Fatigue is usually a clear sign that your body can’t keep up with the demands being placed on it. This may be due to chronic lack or sleep or unrelenting stress, or it could be a symptom of something more serious, such as depression or diabetes. And, fatigue may manifest itself physically, mentally, or as a combination of the two. Lack of energy, lack of motivation, and even a sense of apathy can all be symptoms of fatigue. Other signs of fatigue that can often be overlooked include:
- Aching or sore muscles
- Constipation or diarrhea
- Difficulty concentrating
- Blurry vision
- Poor immune system function
How do you determine when it’s fatigue, and not just simply being tired? Sometimes it’s difficult to tell the difference. But if you are chronically tired and have one or more of the other symptoms listed above, it’s time to talk to your doctor about possible causes. He or she will likely start with a sleep evaluation. Sleep apnea or poor quality sleep – in addition to just not getting enough sleep – are common causes of fatigue. Additional tests may be ordered if your doctor suspects infection, hormonal imbalances, anemia, liver or kidney problems, diabetes, or other illnesses may be to blame.
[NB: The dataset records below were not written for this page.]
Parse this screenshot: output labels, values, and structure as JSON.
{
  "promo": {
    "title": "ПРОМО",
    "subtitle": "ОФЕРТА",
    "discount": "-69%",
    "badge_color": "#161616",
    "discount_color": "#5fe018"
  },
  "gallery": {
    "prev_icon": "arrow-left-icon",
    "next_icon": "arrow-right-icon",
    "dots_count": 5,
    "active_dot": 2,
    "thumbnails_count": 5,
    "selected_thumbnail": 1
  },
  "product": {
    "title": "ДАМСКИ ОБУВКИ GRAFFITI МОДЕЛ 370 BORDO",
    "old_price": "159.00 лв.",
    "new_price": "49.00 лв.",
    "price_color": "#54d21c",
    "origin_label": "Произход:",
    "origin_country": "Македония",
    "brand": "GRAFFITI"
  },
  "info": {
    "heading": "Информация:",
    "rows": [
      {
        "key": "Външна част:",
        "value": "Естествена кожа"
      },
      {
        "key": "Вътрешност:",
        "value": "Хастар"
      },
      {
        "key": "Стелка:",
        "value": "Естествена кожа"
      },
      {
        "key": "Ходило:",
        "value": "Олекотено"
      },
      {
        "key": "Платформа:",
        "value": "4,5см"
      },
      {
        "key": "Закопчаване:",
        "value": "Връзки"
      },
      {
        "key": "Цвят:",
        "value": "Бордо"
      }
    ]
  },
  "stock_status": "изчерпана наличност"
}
Being fatigued is not normal, and it shouldn’t be accepted as a consequence of a busy life. It’s important to determine the cause, the work with your doctor to determine an appropriate course of action. From lifestyle changes to treatment and management of chronic conditions, the cause of your fatigue can likely to treated, and you can return to the energy levels and lifestyle that are important to you.